The occasional outsider aside, the only people who ever actually saw Gef were Irving, his wife and his daughters, and even though some photographs exist most of them seem to show something that doesn’t really resemble any animal such as a yellow weasel, more like a lump of fur. Though for the most part weaselly, Gef reportedly had human like hands and feet, neither of which are seen in any of the following photographs…

In this one, all I can see is a bunch of weeds, or junk of some sort, but word has it that buried somewhere in the midst of all that is a certain famous mongoose…

 

This one is the best of a poor lot, but while it looks like an animal of some sort, I can’t help notice that it seems to have at least two colors in its fur and is lacking the human hands…

And here we have a photo of one of the Irving daughters, the unfortunately named Voirrey, standing in front of the farmhouse. You will notice that conspicuous by his absence is a certain small, yellow-haired, Indian gentleman.

Here’s another of young Voirrey. I don’t know why she’s looking into the lamp – perhaps when not hanging out between walls Gef hung out inside lamps!

 

There are theories as to what was going on, and one states that the women of the family didn’t much like being stuck out in the sticks and fabricated the entire thing in order to have an excuse to go back to civilization proper, and the daughter most involved in all this, Voirrey, was reputed to be adept at ventriloquism. The father must have had some involvement, though, as he claimed to have seen the creature many times and even felt it grip his fingers in its tiny, human-like hands. In fact, dad kept a diary on the entire thing and was without a doubt the greatest recipient of attention from the whole thing, though Voirrey also got her share of media attention.

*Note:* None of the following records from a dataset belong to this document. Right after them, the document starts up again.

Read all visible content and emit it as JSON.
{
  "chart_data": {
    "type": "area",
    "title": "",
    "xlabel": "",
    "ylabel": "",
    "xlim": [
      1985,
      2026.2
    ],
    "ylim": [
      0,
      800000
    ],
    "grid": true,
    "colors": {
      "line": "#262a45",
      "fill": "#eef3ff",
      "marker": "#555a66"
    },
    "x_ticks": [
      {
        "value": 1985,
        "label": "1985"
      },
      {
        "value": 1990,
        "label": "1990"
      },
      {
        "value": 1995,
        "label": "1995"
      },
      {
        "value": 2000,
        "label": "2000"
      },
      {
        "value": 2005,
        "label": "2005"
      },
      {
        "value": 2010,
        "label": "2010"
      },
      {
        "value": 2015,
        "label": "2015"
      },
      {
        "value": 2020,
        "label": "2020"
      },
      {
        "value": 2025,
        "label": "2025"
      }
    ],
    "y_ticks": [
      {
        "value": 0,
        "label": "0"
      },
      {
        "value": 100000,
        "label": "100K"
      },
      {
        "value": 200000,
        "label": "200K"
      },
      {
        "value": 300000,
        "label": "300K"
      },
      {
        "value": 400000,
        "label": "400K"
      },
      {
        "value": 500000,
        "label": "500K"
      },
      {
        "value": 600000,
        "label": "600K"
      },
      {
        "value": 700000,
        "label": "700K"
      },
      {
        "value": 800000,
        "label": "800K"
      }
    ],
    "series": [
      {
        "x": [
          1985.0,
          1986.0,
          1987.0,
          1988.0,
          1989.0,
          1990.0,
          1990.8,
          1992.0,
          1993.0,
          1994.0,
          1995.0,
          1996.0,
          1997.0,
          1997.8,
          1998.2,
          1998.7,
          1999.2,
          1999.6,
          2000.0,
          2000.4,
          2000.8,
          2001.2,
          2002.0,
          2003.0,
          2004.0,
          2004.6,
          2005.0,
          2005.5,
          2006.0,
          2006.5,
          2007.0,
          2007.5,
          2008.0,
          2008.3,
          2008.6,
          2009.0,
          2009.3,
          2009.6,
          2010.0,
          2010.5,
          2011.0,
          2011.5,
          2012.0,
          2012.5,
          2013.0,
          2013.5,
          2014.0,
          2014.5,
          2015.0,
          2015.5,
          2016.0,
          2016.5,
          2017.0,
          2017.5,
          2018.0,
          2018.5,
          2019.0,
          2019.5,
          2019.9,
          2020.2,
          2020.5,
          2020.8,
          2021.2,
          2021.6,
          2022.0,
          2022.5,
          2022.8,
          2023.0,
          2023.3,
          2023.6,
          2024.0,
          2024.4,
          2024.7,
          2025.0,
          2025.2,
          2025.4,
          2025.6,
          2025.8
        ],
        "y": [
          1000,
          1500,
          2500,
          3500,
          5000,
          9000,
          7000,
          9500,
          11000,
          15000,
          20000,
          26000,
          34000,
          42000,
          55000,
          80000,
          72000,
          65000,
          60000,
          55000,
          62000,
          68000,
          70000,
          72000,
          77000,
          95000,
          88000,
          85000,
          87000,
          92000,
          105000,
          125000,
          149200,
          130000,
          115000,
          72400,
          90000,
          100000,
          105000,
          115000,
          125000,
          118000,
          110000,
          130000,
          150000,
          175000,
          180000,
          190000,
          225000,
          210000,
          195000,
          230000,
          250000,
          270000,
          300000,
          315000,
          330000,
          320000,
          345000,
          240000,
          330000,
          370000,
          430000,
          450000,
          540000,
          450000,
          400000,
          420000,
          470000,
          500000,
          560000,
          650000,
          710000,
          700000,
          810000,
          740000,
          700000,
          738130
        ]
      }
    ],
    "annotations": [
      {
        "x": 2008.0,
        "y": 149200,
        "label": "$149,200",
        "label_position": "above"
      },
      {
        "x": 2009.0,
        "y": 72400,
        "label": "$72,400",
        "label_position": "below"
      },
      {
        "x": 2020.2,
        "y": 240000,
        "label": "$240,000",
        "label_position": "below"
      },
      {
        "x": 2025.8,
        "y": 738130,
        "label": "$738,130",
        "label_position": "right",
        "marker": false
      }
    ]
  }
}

Eventually, though, the family got sick of all the attention brought down upon them by their famous lodger and decided to sell the farm. The trigger-happy jerk who bought the place later claimed to have shot and killed Gef, though Voirrey examined the body and said that, whatever it was, it was definitely not The Ferret Formerly Known As Gef.

So what was this Gef, this weasel-ferret-mongoose thing that swore like a sailor and sang like an angel? A strange, one-off freak of nature? A poltergeist? The ghost of a lost Indian tourist? Does a clue lie in the fact that when James Irving became ill Gef’s appearances became rare and when he finally died they ceased altogether? Does young Voirrey’s supposed skill with ventriloquism have any bearing on all this? Hell, I don’t know, but if I’m ever in the Isle of Man I’ll be keeping a close eye on my sandwiches – but only in case someone steals them and then blames the entire thing on a certain walking, talking, singing, 1930s sensation called Gef.